O MINISTÉRIO DE UNIDADE DO BISPO DE ROMA

88. Entre todas as Igrejas e Comunidades eclesiais, a Igreja Católica está consciente de ter conservado o ministério do Sucessor do apóstolo Pedro, o Bispo de Roma, que Deus constituiu como «perpétuo e visível fundamento da unidade», e que o Espírito ampara para que torne participantes deste bem essencial todos os outros. Segundo a feliz expressão do Papa Gregório Magno, o meu ministério é o de servus servorum Dei. Esta definição preserva o melhor possível do risco de separar a potestade (e particularmente o primado) do ministério, o que estaria em contradição com o significado de potestade dado pelo Evangelho: «Eu estou no meio de vós como aquele que serve» (Lc 22, 27), diz o Senhor nosso Jesus Cristo, Chefe da Igreja. Por outra parte, como pude afirmar por ocasião do encontro no Conselho Ecuménico das Igrejas, em Genebra, a 12 de Junho de 1984, a convicção da Igreja Católica de, na fidelidade à Tradição apostólica e à fé dos Padres, ter conservado, no ministério do Bispo de Roma, o sinal visível e o garante da unidade, constitui uma dificuldade para a maior parte dos outros cristãos, cuja memória está marcada por certas recordações dolorosas. Por quanto sejamos disso responsáveis, com o meu Predecessor Paulo VI imploro perdão.

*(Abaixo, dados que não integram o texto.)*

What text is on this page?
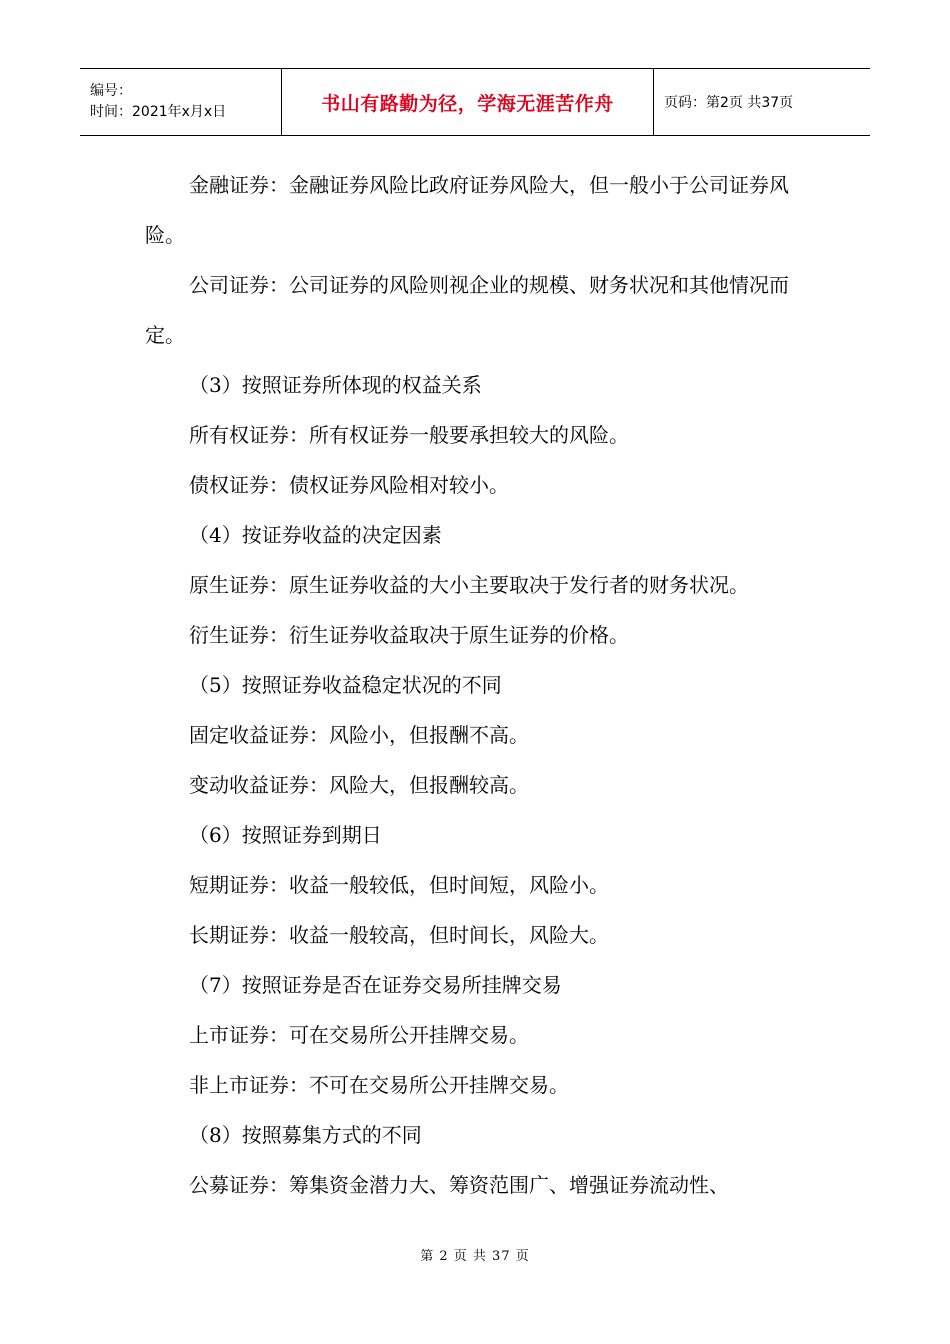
编号：
时间：2021年x月x日	书山有路勤为径，学海无涯苦作舟	页码：第2页 共37页

金融证券：金融证券风险比政府证券风险大，但一般小于公司证券风险。

公司证券：公司证券的风险则视企业的规模、财务状况和其他情况而定。

（3）按照证券所体现的权益关系

所有权证券：所有权证券一般要承担较大的风险。

债权证券：债权证券风险相对较小。

（4）按证券收益的决定因素

原生证券：原生证券收益的大小主要取决于发行者的财务状况。

衍生证券：衍生证券收益取决于原生证券的价格。

（5）按照证券收益稳定状况的不同

固定收益证券：风险小，但报酬不高。

变动收益证券：风险大，但报酬较高。

（6）按照证券到期日

短期证券：收益一般较低，但时间短，风险小。

长期证券：收益一般较高，但时间长，风险大。

（7）按照证券是否在证券交易所挂牌交易

上市证券：可在交易所公开挂牌交易。

非上市证券：不可在交易所公开挂牌交易。

（8）按照募集方式的不同

公募证券：筹集资金潜力大、筹资范围广、增强证券流动性、

第 2 页 共 37 页
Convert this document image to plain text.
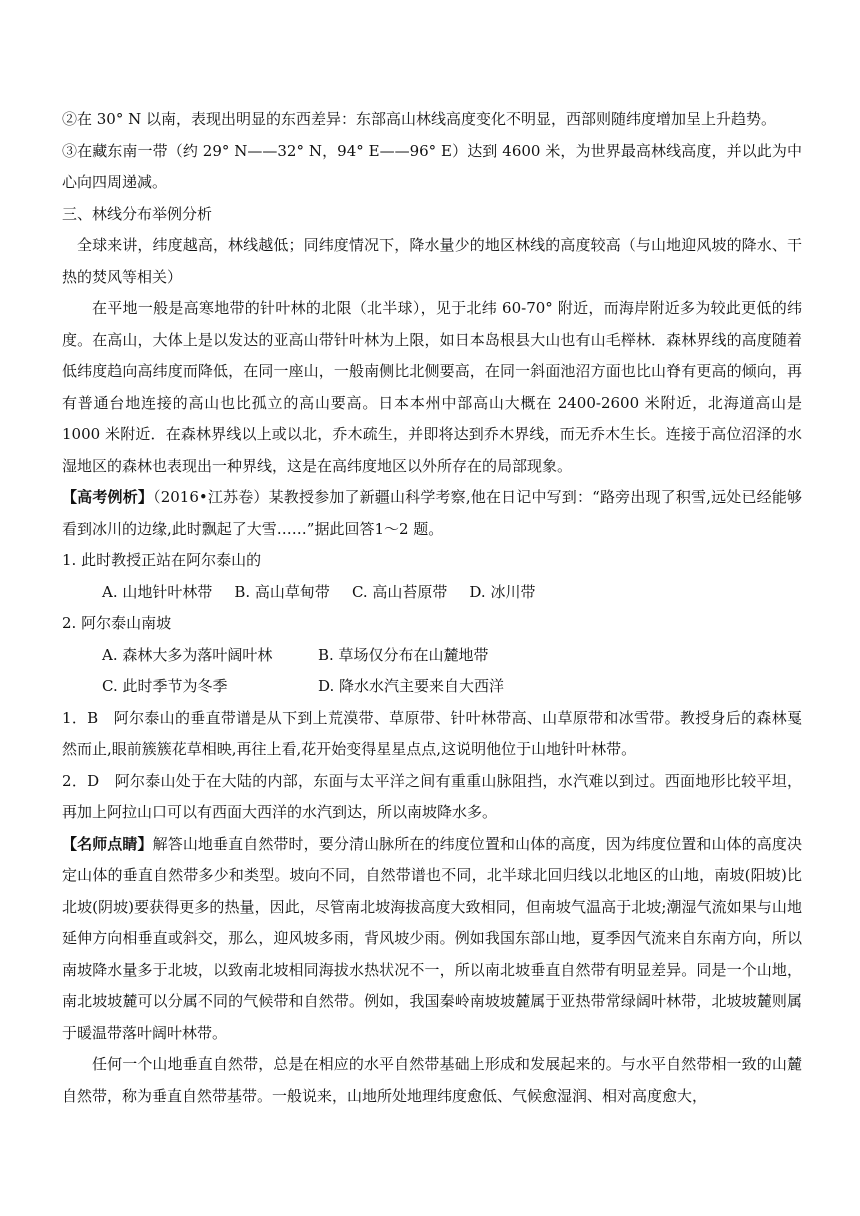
②在 30° N 以南，表现出明显的东西差异：东部高山林线高度变化不明显，西部则随纬度增加呈上升趋势。

③在藏东南一带（约 29° N——32° N，94° E——96° E）达到 4600 米，为世界最高林线高度，并以此为中心向四周递减。

三、林线分布举例分析

全球来讲，纬度越高，林线越低；同纬度情况下，降水量少的地区林线的高度较高（与山地迎风坡的降水、干热的焚风等相关）

在平地一般是高寒地带的针叶林的北限（北半球），见于北纬 60-70° 附近，而海岸附近多为较此更低的纬度。在高山，大体上是以发达的亚高山带针叶林为上限，如日本岛根县大山也有山毛榉林．森林界线的高度随着低纬度趋向高纬度而降低，在同一座山，一般南侧比北侧要高，在同一斜面池沼方面也比山脊有更高的倾向，再有普通台地连接的高山也比孤立的高山要高。日本本州中部高山大概在 2400-2600 米附近，北海道高山是 1000 米附近．在森林界线以上或以北，乔木疏生，并即将达到乔木界线，而无乔木生长。连接于高位沼泽的水湿地区的森林也表现出一种界线，这是在高纬度地区以外所存在的局部现象。

【高考例析】（2016•江苏卷）某教授参加了新疆山科学考察,他在日记中写到：“路旁出现了积雪,远处已经能够看到冰川的边缘,此时飘起了大雪……”据此回答1～2 题。

1. 此时教授正站在阿尔泰山的

A. 山地针叶林带 B. 高山草甸带 C. 高山苔原带 D. 冰川带

2. 阿尔泰山南坡

A. 森林大多为落叶阔叶林	B. 草场仅分布在山麓地带
C. 此时季节为冬季	D. 降水水汽主要来自大西洋

1．B　阿尔泰山的垂直带谱是从下到上荒漠带、草原带、针叶林带高、山草原带和冰雪带。教授身后的森林戛然而止,眼前簇簇花草相映,再往上看,花开始变得星星点点,这说明他位于山地针叶林带。

2．D　阿尔泰山处于在大陆的内部，东面与太平洋之间有重重山脉阻挡，水汽难以到过。西面地形比较平坦，再加上阿拉山口可以有西面大西洋的水汽到达，所以南坡降水多。

【名师点睛】解答山地垂直自然带时，要分清山脉所在的纬度位置和山体的高度，因为纬度位置和山体的高度决定山体的垂直自然带多少和类型。坡向不同，自然带谱也不同，北半球北回归线以北地区的山地，南坡(阳坡)比北坡(阴坡)要获得更多的热量，因此，尽管南北坡海拔高度大致相同，但南坡气温高于北坡;潮湿气流如果与山地延伸方向相垂直或斜交，那么，迎风坡多雨，背风坡少雨。例如我国东部山地，夏季因气流来自东南方向，所以南坡降水量多于北坡，以致南北坡相同海拔水热状况不一，所以南北坡垂直自然带有明显差异。同是一个山地，南北坡坡麓可以分属不同的气候带和自然带。例如，我国秦岭南坡坡麓属于亚热带常绿阔叶林带，北坡坡麓则属于暖温带落叶阔叶林带。

任何一个山地垂直自然带，总是在相应的水平自然带基础上形成和发展起来的。与水平自然带相一致的山麓自然带，称为垂直自然带基带。一般说来，山地所处地理纬度愈低、气候愈湿润、相对高度愈大，
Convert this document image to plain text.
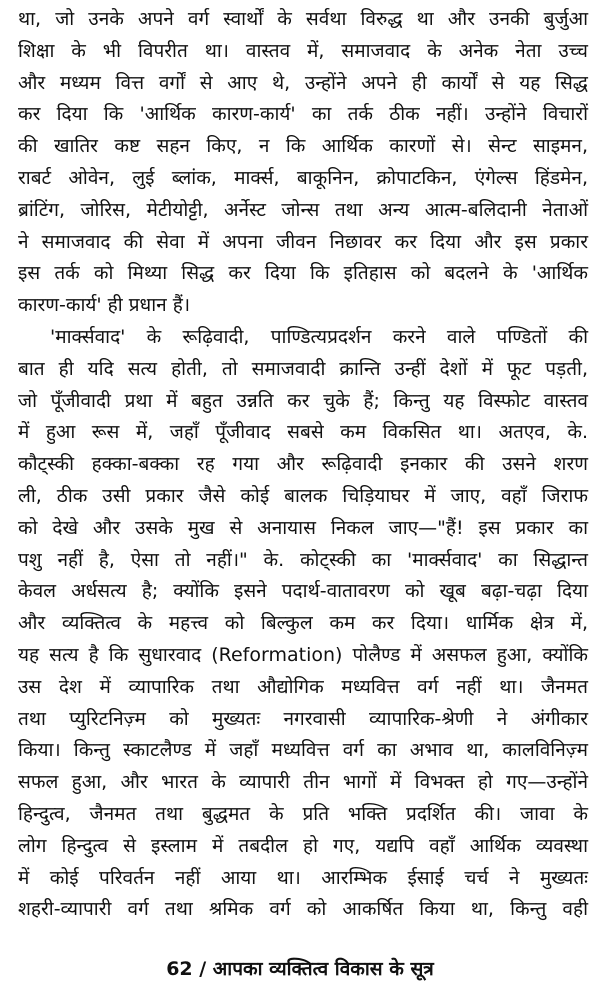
था, जो उनके अपने वर्ग स्वार्थों के सर्वथा विरुद्ध था और उनकी बुर्जुआ
शिक्षा के भी विपरीत था। वास्तव में, समाजवाद के अनेक नेता उच्च
और मध्यम वित्त वर्गों से आए थे, उन्होंने अपने ही कार्यों से यह सिद्ध
कर दिया कि 'आर्थिक कारण-कार्य' का तर्क ठीक नहीं। उन्होंने विचारों
की खातिर कष्ट सहन किए, न कि आर्थिक कारणों से। सेन्ट साइमन,
राबर्ट ओवेन, लुई ब्लांक, मार्क्स, बाकूनिन, क्रोपाटकिन, एंगेल्स हिंडमेन,
ब्रांटिंग, जोरिस, मेटीयोट्टी, अर्नेस्ट जोन्स तथा अन्य आत्म-बलिदानी नेताओं
ने समाजवाद की सेवा में अपना जीवन निछावर कर दिया और इस प्रकार
इस तर्क को मिथ्या सिद्ध कर दिया कि इतिहास को बदलने के 'आर्थिक
कारण-कार्य' ही प्रधान हैं।
'मार्क्सवाद' के रूढ़िवादी, पाण्डित्यप्रदर्शन करने वाले पण्डितों की
बात ही यदि सत्य होती, तो समाजवादी क्रान्ति उन्हीं देशों में फूट पड़ती,
जो पूँजीवादी प्रथा में बहुत उन्नति कर चुके हैं; किन्तु यह विस्फोट वास्तव
में हुआ रूस में, जहाँ पूँजीवाद सबसे कम विकसित था। अतएव, के.
कौट्स्की हक्का-बक्का रह गया और रूढ़िवादी इनकार की उसने शरण
ली, ठीक उसी प्रकार जैसे कोई बालक चिड़ियाघर में जाए, वहाँ जिराफ
को देखे और उसके मुख से अनायास निकल जाए—"हैं! इस प्रकार का
पशु नहीं है, ऐसा तो नहीं।" के. कोट्स्की का 'मार्क्सवाद' का सिद्धान्त
केवल अर्धसत्य है; क्योंकि इसने पदार्थ-वातावरण को खूब बढ़ा-चढ़ा दिया
और व्यक्तित्व के महत्त्व को बिल्कुल कम कर दिया। धार्मिक क्षेत्र में,
यह सत्य है कि सुधारवाद (Reformation) पोलैण्ड में असफल हुआ, क्योंकि
उस देश में व्यापारिक तथा औद्योगिक मध्यवित्त वर्ग नहीं था। जैनमत
तथा प्युरिटनिज़्म को मुख्यतः नगरवासी व्यापारिक-श्रेणी ने अंगीकार
किया। किन्तु स्काटलैण्ड में जहाँ मध्यवित्त वर्ग का अभाव था, कालविनिज़्म
सफल हुआ, और भारत के व्यापारी तीन भागों में विभक्त हो गए—उन्होंने
हिन्दुत्व, जैनमत तथा बुद्धमत के प्रति भक्ति प्रदर्शित की। जावा के
लोग हिन्दुत्व से इस्लाम में तबदील हो गए, यद्यपि वहाँ आर्थिक व्यवस्था
में कोई परिवर्तन नहीं आया था। आरम्भिक ईसाई चर्च ने मुख्यतः
शहरी-व्यापारी वर्ग तथा श्रमिक वर्ग को आकर्षित किया था, किन्तु वही
62 / आपका व्यक्तित्व विकास के सूत्र
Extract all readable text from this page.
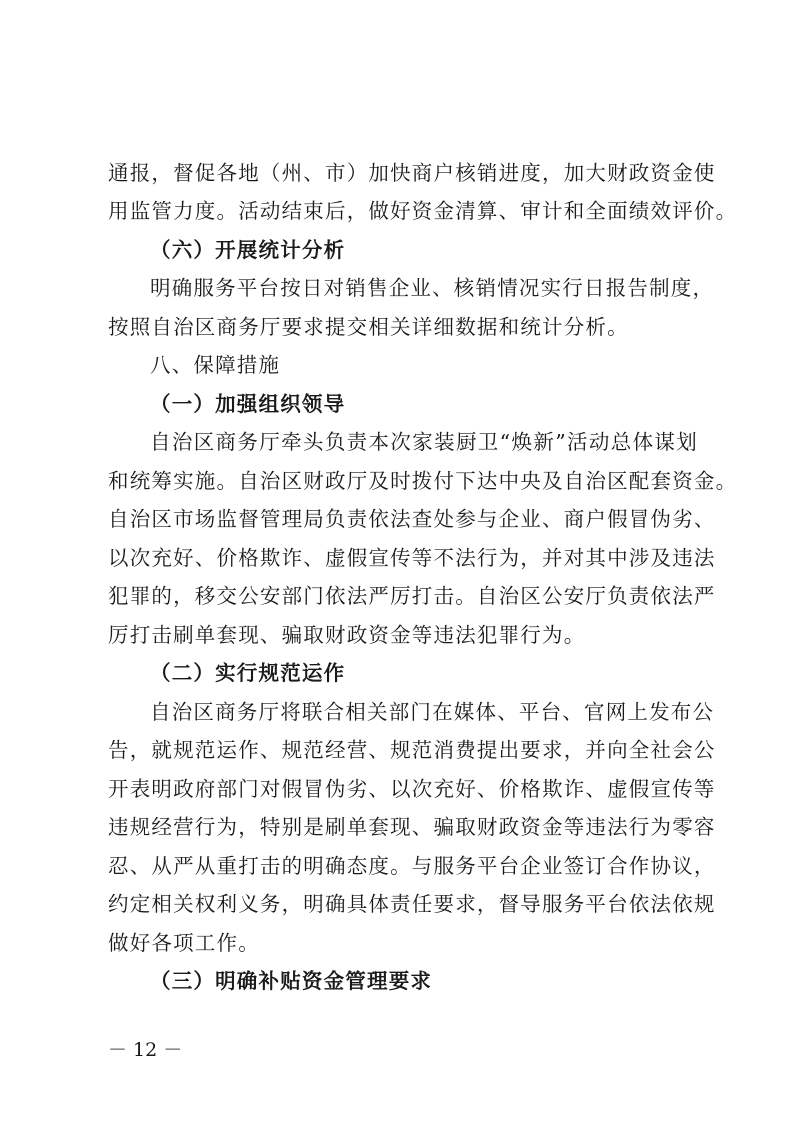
通报，督促各地（州、市）加快商户核销进度，加大财政资金使
用监管力度。活动结束后，做好资金清算、审计和全面绩效评价。
（六）开展统计分析
明确服务平台按日对销售企业、核销情况实行日报告制度，
按照自治区商务厅要求提交相关详细数据和统计分析。
八、保障措施
（一）加强组织领导
自治区商务厅牵头负责本次家装厨卫“焕新”活动总体谋划
和统筹实施。自治区财政厅及时拨付下达中央及自治区配套资金。
自治区市场监督管理局负责依法查处参与企业、商户假冒伪劣、
以次充好、价格欺诈、虚假宣传等不法行为，并对其中涉及违法
犯罪的，移交公安部门依法严厉打击。自治区公安厅负责依法严
厉打击刷单套现、骗取财政资金等违法犯罪行为。
（二）实行规范运作
自治区商务厅将联合相关部门在媒体、平台、官网上发布公
告，就规范运作、规范经营、规范消费提出要求，并向全社会公
开表明政府部门对假冒伪劣、以次充好、价格欺诈、虚假宣传等
违规经营行为，特别是刷单套现、骗取财政资金等违法行为零容
忍、从严从重打击的明确态度。与服务平台企业签订合作协议，
约定相关权利义务，明确具体责任要求，督导服务平台依法依规
做好各项工作。
（三）明确补贴资金管理要求
－ 12 －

89. Todavia, é significativo e encorajador que a questão do primado do Bispo de Roma se tenha tornado actualmente objecto de estudo, imediato ou em perspectiva, e igualmente significativo e encorajador é que uma tal questão esteja presente como tema essencial não apenas nos diálogos teológicos que a Igreja Católica mantém com as outras Igrejas e Comunidades eclesiais, mas também de um modo mais genérico no conjunto do movimento ecuménico. Recentemente, os participantes na Va Assembleia Mundial da Comissão «Fé e Constituição» do Conselho Ecuménico das Igrejas, realizada em Santiago de Compostela, recomendaram que ela «desse início a um novo estudo sobre a questão de um ministério universal da unidade cristã». Após séculos de duras polémicas, as outras Igrejas e Comunidades eclesiais cada vez mais perscrutam com um novo olhar tal ministério de unidade.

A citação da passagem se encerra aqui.